Fall 2012 -
Graduate Course Description
Discipline and Number
7:00 PM - 9:45 PM
|Gender & the Law in US History
Description of Course:
Since the colonial era, the law has ordered how Americans have worked, socialized, and understood themselves and each other -- affecting even their most basic identities and intimate lives. At the same time, Americans across the centuries have invoked the law to claim political rights and to challenge or reinforce social divisions.
In this course, we will explore how the law in America has defined and regulated gender and sexuality. We will evaluate how assumptions about men and women have informed the creation and evolution of American law and shaped the meaning of citizenship. We will consider how facially neutral laws yielded varied affects for men and women across race and class divides, challenging some differences while naturalizing others. Finally, we will examine the power and shortcomings of appeals to formal legal equality waged by diverse groups and individuals. In so doing, we will cover topics ranging from marriage, reproduction and the family to suffrage, work, and military service.
Course readings will consist mostly of secondary books and articles that examine the relationship between law and society. We will analyze several landmark legal cases as primary sources. Thus, no prior knowledge of the law is assumed or necessary.
Preliminary Reading List:
Margot Canaday, The Straight State: Sex and Citizenship in Twentieth Century America. (Princeton University Press, 2009).
Nancy Cott, Public Vows: A History of Marriage and the Nation (Harvard University Press, 2002).
Lori D. Ginzberg, Untidy Origins: A Story of Woman's Rights in Antebellum New York (University of North Carolina Press, 2003).

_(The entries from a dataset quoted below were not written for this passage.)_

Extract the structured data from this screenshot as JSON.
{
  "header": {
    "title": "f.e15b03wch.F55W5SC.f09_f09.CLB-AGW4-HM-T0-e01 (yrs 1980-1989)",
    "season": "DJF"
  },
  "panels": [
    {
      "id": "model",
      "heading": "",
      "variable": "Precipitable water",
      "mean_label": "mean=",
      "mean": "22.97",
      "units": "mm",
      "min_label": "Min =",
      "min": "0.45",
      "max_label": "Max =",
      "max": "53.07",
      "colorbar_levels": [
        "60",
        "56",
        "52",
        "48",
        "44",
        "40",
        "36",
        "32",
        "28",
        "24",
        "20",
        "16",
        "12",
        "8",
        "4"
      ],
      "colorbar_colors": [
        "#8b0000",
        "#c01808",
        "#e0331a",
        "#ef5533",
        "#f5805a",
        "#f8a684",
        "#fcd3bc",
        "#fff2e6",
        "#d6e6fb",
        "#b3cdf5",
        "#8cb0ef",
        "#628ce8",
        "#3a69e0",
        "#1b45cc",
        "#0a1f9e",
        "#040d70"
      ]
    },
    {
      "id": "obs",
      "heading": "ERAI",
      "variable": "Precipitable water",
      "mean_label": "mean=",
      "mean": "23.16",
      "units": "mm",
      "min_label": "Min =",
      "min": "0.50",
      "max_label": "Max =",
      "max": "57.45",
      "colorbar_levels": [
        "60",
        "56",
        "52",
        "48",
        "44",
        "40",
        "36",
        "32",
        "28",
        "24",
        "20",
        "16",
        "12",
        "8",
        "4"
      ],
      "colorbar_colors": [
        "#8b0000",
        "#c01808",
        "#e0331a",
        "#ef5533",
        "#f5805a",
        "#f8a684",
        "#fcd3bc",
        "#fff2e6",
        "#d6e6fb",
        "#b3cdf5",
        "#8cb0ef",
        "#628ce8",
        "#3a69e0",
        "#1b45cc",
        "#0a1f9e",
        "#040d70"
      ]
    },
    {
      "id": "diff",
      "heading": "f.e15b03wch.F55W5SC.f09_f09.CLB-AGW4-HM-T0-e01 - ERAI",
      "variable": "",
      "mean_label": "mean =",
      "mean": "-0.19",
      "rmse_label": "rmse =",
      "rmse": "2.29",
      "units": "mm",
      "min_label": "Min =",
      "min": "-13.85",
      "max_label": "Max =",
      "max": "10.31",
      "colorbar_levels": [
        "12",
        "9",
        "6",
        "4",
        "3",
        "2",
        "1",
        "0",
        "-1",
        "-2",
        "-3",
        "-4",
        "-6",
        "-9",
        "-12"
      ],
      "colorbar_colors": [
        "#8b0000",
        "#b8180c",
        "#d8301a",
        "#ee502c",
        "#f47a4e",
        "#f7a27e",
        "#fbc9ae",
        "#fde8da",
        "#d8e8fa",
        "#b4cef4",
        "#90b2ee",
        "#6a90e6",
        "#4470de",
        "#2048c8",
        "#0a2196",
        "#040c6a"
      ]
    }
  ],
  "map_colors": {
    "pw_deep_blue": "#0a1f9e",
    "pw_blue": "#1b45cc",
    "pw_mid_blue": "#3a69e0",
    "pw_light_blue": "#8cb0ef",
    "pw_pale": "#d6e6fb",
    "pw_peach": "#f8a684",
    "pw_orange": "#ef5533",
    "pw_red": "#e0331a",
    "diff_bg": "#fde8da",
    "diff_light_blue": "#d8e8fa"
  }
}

Linda Kerber, No Constitutional Right to be Ladies: Women and the Obligations of Citizenship (Hill and Wang, 1998).
Alice Kessler-Harris, In Pursuit of Equity: Women, Men and the Quest for Economic Citizenship at Century's End (Oxford University Press, 2003).
Serena Mayeri, Reasoning from Race: Feminism, Law and the Civil Rights Revolution (Harvard University Press, 2011).
John Ruston Pagan, Anne Orthwood's Bastard: Sex and Law in Early Virginia (Oxford University Press, 2002).
Leslie Reagan, When Abortion Was a Crime: Women, Medicine and Law in the United States, 1867-1973 (University of Illinois Press, 1998).
Kenji Yoshino, Covering: The Hidden Assault on Our Civil Rights (Random House, 2006).
Course Requirements/Evaluation Criteria:
Assignments will include two short papers (4-6 pages), a longer final paper, consistent attendance, and active participation in class discussion.